Du plaisir à apprendre, pas de la souffrance. CQFD
Les écoles françaises de voile adoptent une pédagogie ludique
LE MONDE | 29.05.07 | 16h10 •
Les écoles françaises de voile (EFV) font leur révolution. Après vingt-cinq ans passés sur le mode pur et dur, du "pour être un bon marin, il faut en souper", l'heure est au plaisir, à la pédagogie douce, à l'écoute des mousses, jeunes et vieux, qui ne rêvent que de haute mer. Objectif : séduire les quelque 425 000 stagiaires accueillis chaque année (chiffres de 2006), dont 45 % ont moins de 12 ans, 35 % entre 13 et 17 ans et 10 % plus de 35 ans.
Révolue, l'époque où l'on passait des heures ancré sur le sable, moulé dans la combinaison fournie avec le stage, vétuste, si salée et humide que jamais elle ne séchait, pour écouter un moniteur martelant les barbarismes du langage marin (on parle de "bouts", pas de "cordes"...). Avant de se lancer dans les embruns, il s'agissait d'ingurgiter le vocabulaire adéquat pour différencier la bôme des haubans, l'étai du mât, la barre du safran. Ou encore d'accepter de passer trois jours sur la grève pour apprendre à relever le gréement d'une planche à voile. Une initiation menée à la baguette qui tendait à éloigner jusqu'aux stagiaires de bonne volonté.
Désormais, le temps de navigation sur l'eau est garanti : les bateaux attendent les élèves sur la grève, prêts à naviguer. Celui qui voudra gréer lui-même son esquif (monter la voile sur le mât, préparer les écoutes, le gouvernail...), viendra plus tôt, et ce temps supplémentaire passé avec le moniteur est gratuit.
"L'enseignement ne correspondait plus aux attentes des pratiquants, tranche Sylvie Lasseau, conseillère technique chargée du développement à la Fédération française de voile (FFVoile). Nous nous sommes engagés dans un programme de modernisation. Les jeunes viennent pour la glisse, ils recherchent la vitesse, les vagues." Inscrits aux stages "Sensation", ces participants navigueront en fin d'après-midi, à l'heure où le vent thermique est le plus fort, donc le plus favorable, et non plus systématiquement le matin, souvent par calme plat.
La nouvelle démarche pédagogique doit tenir compte des attentes. "Pour la sensation, il faut aller sur l'eau tout de suite, c'est la priorité", argumente Mme Lasseau.
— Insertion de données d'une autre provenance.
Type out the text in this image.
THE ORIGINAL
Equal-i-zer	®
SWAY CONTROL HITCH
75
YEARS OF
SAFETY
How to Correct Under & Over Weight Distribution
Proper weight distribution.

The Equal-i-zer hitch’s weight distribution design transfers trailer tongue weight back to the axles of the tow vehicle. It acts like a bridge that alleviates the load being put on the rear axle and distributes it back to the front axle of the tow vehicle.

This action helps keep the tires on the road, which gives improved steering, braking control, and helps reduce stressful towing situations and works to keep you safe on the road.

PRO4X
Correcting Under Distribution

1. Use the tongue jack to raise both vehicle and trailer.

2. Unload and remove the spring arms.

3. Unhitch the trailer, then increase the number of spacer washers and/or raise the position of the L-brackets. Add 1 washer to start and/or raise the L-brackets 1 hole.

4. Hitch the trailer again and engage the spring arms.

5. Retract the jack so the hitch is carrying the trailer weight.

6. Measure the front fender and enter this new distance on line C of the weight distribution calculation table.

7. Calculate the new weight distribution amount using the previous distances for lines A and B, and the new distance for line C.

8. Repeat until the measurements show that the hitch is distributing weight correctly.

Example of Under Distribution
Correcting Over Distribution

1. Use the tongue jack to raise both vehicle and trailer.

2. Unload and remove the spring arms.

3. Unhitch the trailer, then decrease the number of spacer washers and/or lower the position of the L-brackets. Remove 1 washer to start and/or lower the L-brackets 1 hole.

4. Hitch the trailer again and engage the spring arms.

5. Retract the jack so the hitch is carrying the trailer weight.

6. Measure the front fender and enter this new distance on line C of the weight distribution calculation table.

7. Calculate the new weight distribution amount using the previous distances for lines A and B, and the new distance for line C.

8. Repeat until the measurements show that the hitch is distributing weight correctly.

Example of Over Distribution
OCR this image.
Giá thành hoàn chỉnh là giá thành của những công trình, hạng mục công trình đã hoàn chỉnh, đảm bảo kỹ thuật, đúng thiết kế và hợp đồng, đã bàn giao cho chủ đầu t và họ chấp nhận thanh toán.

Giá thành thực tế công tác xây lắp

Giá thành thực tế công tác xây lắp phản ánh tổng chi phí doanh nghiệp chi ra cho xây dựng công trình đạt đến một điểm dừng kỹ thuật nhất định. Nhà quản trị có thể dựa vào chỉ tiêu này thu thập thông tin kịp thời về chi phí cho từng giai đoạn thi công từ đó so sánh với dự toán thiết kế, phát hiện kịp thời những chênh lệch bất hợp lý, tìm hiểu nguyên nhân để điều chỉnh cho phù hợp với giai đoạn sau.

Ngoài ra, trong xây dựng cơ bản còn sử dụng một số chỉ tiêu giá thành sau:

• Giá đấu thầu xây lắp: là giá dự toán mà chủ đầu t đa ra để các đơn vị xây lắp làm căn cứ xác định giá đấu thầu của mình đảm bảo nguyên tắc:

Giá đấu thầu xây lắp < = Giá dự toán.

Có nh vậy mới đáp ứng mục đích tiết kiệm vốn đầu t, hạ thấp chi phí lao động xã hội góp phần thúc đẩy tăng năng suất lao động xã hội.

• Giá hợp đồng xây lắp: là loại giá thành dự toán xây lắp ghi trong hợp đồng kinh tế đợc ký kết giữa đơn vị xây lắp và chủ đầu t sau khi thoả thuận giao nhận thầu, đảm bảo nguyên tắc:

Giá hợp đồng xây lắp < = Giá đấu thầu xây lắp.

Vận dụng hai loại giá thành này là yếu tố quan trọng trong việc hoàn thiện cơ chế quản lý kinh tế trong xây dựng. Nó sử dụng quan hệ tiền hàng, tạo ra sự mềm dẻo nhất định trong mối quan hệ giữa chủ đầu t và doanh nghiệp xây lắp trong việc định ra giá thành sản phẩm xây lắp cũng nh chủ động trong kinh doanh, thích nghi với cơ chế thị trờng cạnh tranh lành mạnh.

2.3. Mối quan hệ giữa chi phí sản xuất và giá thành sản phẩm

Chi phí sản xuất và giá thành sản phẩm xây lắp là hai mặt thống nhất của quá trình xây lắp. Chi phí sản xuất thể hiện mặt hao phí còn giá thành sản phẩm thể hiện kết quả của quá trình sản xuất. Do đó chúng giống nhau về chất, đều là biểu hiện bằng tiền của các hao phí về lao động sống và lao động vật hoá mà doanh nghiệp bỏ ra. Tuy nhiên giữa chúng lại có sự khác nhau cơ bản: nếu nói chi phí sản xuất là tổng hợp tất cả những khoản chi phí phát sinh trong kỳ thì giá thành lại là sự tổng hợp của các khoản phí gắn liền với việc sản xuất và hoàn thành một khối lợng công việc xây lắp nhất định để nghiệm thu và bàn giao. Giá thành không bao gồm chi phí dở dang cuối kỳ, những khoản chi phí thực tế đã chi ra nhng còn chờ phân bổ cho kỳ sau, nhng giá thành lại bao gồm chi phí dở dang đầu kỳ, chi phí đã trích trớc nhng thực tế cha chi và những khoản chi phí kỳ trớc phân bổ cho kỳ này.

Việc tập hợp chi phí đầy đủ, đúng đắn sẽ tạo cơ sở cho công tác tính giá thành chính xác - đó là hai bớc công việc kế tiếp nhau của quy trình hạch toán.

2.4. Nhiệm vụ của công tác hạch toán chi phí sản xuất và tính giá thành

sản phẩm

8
Le matériel, qui a beaucoup évolué (planches à voile plus larges, très stables, au gréement léger, facile à relever), permet au débutant de ne plus être en échec et de partir au large dès les premières séances.
Une trentaine d'écoles sur les 496 établissements labélisés EFV ont d'ores et déjà détrôné les vénérables Optimist, sorte de "sabots de mer". Ceux-ci sont remplacés par des Open Bic, dériveurs plus nerveux, même par faible brise, et des RS Feva, pour varier la pratique solitaire et naviguer à deux sur des coques plus rapides.
A chaque public correspond une nouvelle offre. A l'attention des plus âgés, voire des seniors attirés par des prestations inédites, les balades nautiques se développent. En Bretagne, à bord de vieux gréements, en bateaux collectifs ou en kayaks de mer, elles font découvrir les spécificités naturelles d'un site sans exiger d'acquis technique. Expérimenté depuis cinq ans, l'accueil des très jeunes (4-8 ans) pendant que les parents naviguent est déjà proposé par 200 centres nautiques.
L'ensemble des 496 écoles françaises de voile ont adopté la démarche pédagogique de la FFVoile, qui classe, dorénavant, les stages en trois projets : sensation (glisse plaisir), performance (régates, croisières) et exploration (balade). Quel que soit le projet retenu, une formation est dispensée dans trois domaines (sécurité, technique, environnement), avec une progression à cinq niveaux de pratique et d'autonomie. Au niveau trois, par exemple, le stagiaire est autorisé à naviguer sans moniteur, mais dans un périmètre surveillé.
Le deuxième engagement de la FFVoile est l'accord de qualité Afnor sur l'infrastructure, le matériel (dont 20 % sont à renouveler chaque année) et la compétence de l'enseignement. Cahier des charges à l'appui, tous les centres nautiques labélisés EFV y ont souscrit.